Ertesi gün Jeongin Seungmin'in ağzını aramak için sabah kahvaltısında bir şeyler geveliyor ve konuşmasını bekliyordu.
"İn, bu sabah çok konuşkansın. Hocaların kızmıyor mu sana hiç sus diye?" Jeongin burun kıvırdı.
"Dersin kaçtaydı bugün? Beraber gidebiliriz istersen?"
"Öğleden sonra, benim dersim başlarken sizinki bitecek." Cümlenin sonlarına doğru moral bozukluğu ile sesi azalmıştı. Aynı fakültede değillerdi ama yine de yakınlardı bu yüzden yalnız kalmayı çok da sevmiyordu.

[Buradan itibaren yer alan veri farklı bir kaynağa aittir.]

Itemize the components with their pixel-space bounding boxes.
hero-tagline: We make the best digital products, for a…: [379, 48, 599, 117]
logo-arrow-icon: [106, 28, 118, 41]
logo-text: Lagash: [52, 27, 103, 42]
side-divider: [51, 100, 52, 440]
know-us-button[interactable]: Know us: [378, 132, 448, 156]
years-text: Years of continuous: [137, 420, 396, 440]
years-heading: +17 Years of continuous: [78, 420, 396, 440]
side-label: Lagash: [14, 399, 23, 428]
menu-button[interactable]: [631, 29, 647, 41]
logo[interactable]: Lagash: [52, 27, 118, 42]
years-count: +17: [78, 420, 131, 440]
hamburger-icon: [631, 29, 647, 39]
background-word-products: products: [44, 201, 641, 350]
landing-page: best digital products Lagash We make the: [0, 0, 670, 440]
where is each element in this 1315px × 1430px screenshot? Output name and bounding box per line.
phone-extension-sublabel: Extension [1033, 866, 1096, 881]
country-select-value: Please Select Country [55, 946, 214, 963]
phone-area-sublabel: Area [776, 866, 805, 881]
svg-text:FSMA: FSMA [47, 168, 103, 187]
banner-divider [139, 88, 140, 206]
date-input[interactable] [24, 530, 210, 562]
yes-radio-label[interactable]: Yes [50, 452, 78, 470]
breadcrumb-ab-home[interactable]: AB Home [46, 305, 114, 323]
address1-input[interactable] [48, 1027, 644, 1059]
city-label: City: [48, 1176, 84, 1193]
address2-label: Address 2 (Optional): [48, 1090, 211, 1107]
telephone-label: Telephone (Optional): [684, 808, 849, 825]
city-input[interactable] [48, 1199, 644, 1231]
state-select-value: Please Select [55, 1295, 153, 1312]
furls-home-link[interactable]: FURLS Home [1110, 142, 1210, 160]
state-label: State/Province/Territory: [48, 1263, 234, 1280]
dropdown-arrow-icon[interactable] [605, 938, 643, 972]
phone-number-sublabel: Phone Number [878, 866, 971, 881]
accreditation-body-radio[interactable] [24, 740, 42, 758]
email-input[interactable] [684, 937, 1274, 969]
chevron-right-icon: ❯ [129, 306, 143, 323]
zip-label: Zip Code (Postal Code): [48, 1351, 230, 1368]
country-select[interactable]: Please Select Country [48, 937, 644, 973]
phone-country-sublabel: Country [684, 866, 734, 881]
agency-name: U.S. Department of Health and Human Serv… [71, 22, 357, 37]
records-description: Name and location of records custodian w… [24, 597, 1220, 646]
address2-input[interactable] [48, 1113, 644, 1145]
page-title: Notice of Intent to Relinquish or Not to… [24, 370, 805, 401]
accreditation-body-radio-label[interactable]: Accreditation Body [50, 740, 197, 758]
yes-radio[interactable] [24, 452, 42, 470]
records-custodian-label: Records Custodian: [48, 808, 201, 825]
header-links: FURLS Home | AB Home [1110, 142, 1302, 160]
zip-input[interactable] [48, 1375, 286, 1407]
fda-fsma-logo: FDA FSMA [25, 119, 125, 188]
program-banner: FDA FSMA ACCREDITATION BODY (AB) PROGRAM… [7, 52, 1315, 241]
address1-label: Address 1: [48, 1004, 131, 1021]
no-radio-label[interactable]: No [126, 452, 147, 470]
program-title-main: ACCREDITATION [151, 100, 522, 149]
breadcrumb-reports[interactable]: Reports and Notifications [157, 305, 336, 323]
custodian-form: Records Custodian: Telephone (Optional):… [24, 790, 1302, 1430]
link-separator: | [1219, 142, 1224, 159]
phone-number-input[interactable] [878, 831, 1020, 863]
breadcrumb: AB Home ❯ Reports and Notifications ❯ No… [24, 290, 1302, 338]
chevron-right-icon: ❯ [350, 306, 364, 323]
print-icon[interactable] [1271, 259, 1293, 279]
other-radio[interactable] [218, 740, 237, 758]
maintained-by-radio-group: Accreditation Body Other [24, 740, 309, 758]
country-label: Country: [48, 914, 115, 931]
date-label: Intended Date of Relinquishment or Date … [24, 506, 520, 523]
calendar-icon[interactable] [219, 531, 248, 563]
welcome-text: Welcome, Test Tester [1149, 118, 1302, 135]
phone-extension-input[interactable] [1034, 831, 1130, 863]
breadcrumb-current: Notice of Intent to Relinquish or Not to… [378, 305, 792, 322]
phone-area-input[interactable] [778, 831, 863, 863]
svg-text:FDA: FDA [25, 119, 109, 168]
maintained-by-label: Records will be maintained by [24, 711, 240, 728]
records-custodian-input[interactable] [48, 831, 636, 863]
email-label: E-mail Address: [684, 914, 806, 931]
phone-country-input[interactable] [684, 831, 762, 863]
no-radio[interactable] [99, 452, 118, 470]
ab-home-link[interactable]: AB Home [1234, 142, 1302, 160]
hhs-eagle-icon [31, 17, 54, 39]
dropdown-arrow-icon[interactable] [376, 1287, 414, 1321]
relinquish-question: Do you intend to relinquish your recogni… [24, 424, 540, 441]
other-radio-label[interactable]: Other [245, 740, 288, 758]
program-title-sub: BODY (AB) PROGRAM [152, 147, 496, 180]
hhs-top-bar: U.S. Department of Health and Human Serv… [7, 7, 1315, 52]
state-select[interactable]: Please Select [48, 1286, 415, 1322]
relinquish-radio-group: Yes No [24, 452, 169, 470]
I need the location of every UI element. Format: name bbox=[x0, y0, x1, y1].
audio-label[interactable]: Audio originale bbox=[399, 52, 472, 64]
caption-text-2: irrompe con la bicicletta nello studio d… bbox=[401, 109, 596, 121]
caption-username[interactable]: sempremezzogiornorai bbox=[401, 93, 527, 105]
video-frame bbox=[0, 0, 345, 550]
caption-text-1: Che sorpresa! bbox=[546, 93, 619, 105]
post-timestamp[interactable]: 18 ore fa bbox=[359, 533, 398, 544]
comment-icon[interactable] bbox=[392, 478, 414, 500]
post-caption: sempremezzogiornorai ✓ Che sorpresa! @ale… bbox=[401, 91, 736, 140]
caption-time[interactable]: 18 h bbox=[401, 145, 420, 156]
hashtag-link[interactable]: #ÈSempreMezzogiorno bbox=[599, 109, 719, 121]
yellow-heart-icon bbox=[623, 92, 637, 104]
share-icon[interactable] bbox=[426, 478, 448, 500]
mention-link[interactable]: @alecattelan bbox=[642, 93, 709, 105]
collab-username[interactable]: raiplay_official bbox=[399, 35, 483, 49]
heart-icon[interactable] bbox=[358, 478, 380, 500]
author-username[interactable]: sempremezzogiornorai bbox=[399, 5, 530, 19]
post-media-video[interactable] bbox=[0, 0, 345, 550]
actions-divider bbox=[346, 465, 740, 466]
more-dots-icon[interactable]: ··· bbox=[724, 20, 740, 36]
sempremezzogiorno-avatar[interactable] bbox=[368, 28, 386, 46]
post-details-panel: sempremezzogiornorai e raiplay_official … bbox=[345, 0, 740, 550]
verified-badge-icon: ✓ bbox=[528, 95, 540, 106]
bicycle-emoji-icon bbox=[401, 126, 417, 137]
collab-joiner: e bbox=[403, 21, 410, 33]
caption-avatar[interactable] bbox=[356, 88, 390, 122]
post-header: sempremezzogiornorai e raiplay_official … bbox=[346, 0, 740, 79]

Mutfaktan çıkarken Jeongin'in yanından geçmiş ve saçını karıştırmıştı büyük olan. "Akşam geç kalma Yang!"
Oflamış ve geciktirmeden cevap vermişti. "Tamam!"
Fakülteye girdiğinde arkadaşlarının çimlik alanda oturduğunu görüp oraya doğru ilerlemeye başladı.
"Bensiz buluşmayı bu kadar sevdiğinizi bilmiyordum." Gelen kahverengi saçlı gence gülmüş ve konuşmaya geri dönmüşlerdi.
"Bu arada dün akşam Jeongin'e söyledim, size de söylüyorum. Artık 3 tane daha arkadaşımız var. Felix gelmeden sizi gördüğüm iyi oldu." İkisi de anlamadığını açıkça belli ederken Seungmin onlar sormadan açıkladı.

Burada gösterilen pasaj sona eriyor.